[bitcoin-dev] A design for Probabilistic Partial Pruning

Sat Feb 27 22:09:48 UTC 2021

On Fri, 26 Feb 2021 at 20:57, Keagan McClelland via bitcoin-dev
<bitcoin-dev at lists.linuxfoundation.org> wrote:

> The goals are to increase data redundancy in a way that more uniformly shares the load across nodes, alleviating some of the pressure of full archive nodes on the IBD problem. I am working on a draft BIP for this proposal but figured I would submit it as a high level idea in case anyone had any feedback on the initial design before I go into specification levels of detail.

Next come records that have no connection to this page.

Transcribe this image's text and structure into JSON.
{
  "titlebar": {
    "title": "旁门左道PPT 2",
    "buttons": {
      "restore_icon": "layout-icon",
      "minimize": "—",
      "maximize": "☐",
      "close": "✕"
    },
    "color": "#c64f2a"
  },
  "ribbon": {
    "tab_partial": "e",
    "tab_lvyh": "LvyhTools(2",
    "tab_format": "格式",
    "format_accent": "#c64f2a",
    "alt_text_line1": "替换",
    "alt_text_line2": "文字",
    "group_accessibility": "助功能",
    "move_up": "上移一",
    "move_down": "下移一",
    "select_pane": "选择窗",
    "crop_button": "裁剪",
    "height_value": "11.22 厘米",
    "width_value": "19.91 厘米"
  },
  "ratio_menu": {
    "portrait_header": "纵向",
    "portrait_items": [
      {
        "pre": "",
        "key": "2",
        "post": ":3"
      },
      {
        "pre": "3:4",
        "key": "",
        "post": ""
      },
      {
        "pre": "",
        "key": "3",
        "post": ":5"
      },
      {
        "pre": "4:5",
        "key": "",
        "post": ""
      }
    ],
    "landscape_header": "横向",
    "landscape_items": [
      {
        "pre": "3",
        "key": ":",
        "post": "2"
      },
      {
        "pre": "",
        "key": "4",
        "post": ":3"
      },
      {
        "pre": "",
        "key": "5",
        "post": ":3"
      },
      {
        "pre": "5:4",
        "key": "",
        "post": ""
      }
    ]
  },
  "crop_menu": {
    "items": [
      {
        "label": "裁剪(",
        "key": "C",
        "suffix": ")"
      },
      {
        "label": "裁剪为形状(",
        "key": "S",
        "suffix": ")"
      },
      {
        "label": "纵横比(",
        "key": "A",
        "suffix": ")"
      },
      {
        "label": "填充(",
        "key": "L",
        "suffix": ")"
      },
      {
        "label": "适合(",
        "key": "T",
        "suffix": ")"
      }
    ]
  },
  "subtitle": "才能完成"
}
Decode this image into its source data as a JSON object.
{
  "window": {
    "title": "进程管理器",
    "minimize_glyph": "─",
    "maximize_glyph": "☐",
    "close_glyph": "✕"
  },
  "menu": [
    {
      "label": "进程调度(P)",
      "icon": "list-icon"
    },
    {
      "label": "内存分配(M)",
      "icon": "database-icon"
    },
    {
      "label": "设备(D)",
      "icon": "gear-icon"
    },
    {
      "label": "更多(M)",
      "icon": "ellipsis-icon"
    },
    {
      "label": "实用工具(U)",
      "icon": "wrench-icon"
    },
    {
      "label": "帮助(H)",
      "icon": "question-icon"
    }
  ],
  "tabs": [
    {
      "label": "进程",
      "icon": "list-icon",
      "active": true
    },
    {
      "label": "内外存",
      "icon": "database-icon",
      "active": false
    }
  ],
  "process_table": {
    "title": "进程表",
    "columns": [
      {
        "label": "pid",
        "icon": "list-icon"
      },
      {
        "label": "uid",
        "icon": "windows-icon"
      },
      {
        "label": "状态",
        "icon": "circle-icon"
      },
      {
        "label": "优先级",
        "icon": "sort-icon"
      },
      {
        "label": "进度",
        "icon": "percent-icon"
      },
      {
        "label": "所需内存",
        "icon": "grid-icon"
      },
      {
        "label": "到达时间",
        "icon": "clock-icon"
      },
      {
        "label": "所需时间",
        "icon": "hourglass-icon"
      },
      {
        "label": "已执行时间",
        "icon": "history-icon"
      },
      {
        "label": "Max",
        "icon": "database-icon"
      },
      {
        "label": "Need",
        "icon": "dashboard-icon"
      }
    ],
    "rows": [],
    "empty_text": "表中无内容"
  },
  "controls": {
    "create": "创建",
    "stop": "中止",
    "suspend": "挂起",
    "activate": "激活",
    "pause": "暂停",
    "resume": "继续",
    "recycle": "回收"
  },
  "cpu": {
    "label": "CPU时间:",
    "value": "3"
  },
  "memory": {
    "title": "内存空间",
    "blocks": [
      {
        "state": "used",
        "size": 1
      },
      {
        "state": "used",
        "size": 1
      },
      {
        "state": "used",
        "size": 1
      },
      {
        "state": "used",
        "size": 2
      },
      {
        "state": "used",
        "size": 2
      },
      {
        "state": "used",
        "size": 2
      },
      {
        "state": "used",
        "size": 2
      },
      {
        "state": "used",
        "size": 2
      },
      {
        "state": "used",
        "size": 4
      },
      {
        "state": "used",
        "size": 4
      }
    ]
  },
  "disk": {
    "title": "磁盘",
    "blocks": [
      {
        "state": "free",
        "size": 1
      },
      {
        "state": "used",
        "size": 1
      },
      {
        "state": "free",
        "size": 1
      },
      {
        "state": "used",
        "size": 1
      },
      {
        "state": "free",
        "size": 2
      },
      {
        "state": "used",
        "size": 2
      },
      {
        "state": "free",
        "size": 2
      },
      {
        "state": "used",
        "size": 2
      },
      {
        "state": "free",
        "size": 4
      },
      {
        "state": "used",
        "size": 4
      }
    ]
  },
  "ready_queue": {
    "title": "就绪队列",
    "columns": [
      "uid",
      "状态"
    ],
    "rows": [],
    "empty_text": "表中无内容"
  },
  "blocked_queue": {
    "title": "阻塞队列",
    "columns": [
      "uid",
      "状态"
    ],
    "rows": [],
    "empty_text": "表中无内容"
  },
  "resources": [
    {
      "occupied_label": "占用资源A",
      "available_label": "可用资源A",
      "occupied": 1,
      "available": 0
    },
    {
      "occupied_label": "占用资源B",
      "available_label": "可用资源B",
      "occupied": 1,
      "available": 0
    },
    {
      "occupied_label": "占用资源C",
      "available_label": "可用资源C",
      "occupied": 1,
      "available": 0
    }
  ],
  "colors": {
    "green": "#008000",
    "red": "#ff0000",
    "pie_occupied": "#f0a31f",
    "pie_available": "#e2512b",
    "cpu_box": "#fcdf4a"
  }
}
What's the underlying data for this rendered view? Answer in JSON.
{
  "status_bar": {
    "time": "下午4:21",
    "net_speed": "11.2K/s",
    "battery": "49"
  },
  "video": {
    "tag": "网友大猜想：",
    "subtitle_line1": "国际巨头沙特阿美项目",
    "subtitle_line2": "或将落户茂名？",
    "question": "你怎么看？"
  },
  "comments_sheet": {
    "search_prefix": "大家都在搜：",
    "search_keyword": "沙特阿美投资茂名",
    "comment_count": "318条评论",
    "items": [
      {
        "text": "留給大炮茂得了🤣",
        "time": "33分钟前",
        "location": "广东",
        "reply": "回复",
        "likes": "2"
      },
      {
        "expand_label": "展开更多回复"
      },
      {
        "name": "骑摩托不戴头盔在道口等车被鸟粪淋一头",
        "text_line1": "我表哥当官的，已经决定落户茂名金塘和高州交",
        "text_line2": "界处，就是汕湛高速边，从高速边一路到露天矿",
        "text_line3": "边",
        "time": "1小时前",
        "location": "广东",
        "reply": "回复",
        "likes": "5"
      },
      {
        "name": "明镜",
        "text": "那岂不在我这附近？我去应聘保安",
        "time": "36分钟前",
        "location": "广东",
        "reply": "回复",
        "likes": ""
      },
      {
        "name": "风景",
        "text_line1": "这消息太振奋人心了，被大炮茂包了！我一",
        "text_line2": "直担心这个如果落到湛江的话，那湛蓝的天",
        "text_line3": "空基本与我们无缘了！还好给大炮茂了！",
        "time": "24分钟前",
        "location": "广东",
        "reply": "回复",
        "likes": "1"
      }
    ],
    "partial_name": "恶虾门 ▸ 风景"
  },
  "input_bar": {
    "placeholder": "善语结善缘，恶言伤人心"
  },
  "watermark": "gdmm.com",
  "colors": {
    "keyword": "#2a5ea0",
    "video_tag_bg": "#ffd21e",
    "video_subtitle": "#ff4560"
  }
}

You might be interested in an approach (henceforth "SeF") by Swanand
Kadhe, Jichan Chung and Kannan Ramchandran which employs fountain
codes, presented at Scaling Bitcoin 2019:
https://arxiv.org/abs/1906.12140

>From a cursory search it appears there is quite a bit of
related/followup work as well.

The simplest fountain code, the Luby Transform (applied in this work)
the encoder divides a message into smaller chunks, and then constructs
an infinite stream of codewords which are XORs of d randomly selected
chunks where d is sampled from the robust soliton distribution. The
simplest decoder simply XORs new k=1 codewords from the relevant k>1
codewords, and the full message can be recovered with overwhelming
probability and in linear time with a sufficiently large random sample
of codewords from the encoded stream. Note that the decoder must know
which chunks went into a codeword, but this is usually addressed using
pseudorandomness, which has other motivations in an adversarial
setting.

In SeF, the general idea is that "droplet nodes" are pruning nodes
which retain some number (equivalent to your threshold parameter) of
codewords from the encoding concatenated blocks (to obtain a fixed
message size), and serve these to compatible clients. This is more
robust than retaining a random sample of blocks, and also performs
well according to their simulations.

Even if this paper is not directly applicable to your efforts, the
theory of fountain codes should be of interest (many variants exist),
and there is work on fountain codes. There is also some work on
fountain codes in an adversarial setting (Falcon codes) but I'm only
vaguely familiar with it, and if i'm not mistaken most of the
considerations are either already implicitly addressed by the Bitcoin
protocol or explicitly addressed in the SeF paper, whose results also
take into account malicious droplet nodes.